Secondo alcune famiglie cristiane intervistate dall’Osservatorio, il motivo per cui nessun sacerdote è stato nominato nella chiesa Al-Shuhadaa deriva dal fatto che i cristiani della città di Raqqa fanno capo ad Aleppo, città sotto il controllo del governo. Da lì i sacerdoti non possono recarsi nelle aree in mano alle Forze democratiche siriane. Queste ultime annunciarono la completa conquista di Raqqa – strappata all’Isis – il 17 ottobre 2017, a seguito di una lunga battaglia che portò alla massiccia distruzione della città.

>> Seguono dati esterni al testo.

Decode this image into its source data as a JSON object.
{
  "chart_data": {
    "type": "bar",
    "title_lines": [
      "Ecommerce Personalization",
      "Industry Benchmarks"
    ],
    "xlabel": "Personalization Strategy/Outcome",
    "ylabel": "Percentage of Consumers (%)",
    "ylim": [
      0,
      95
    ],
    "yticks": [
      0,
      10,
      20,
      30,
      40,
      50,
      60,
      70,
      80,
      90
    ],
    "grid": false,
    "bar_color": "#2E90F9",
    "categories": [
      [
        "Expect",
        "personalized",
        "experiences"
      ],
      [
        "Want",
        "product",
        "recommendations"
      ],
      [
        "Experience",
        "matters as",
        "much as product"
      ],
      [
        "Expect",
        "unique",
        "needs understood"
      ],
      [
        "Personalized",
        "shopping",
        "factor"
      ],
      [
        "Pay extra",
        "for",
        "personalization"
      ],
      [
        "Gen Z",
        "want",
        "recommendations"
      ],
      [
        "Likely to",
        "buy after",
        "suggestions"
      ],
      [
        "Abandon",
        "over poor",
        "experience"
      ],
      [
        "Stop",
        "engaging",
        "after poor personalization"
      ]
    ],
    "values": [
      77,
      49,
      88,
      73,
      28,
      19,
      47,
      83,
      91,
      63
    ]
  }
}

Tra il 2013 e il 2017 il numero delle famiglie cristiane nell’intera provincia di Raqqa è sceso da 4.000 ad appena 200. Alcuni nuclei hanno potuto rimanere in città dopo aver pagato la jizya, una tassa annuale riscossa sui dhimmi, cioè i sudditi non musulmani di uno Stato governato dalla legge islamica. Coloro che non sono stati in grado di pagare questa tassa sono partiti per la Turchia o verso altre regioni della Siria, afferma il rapporto dell’Osservatorio siriano per i diritti umani.

L’organizzazione terroristica non solo ha devestato le chiese, ma ha anche sottoposto i cristiani a ogni tipo di intimidazione, violenza e discriminazione. Il rapporto ribadisce che «lo Stato islamico ha trasformato le chiese cittadine in quartier generali militari e sedi di uffici amministrativi; distrutto le croci e lanciato campagne di arresti contro un gran numero di cristiani costringendo gli abitanti a conformarsi ai rigidi principi islamici», impedendo di praticare liberamente la propria fede.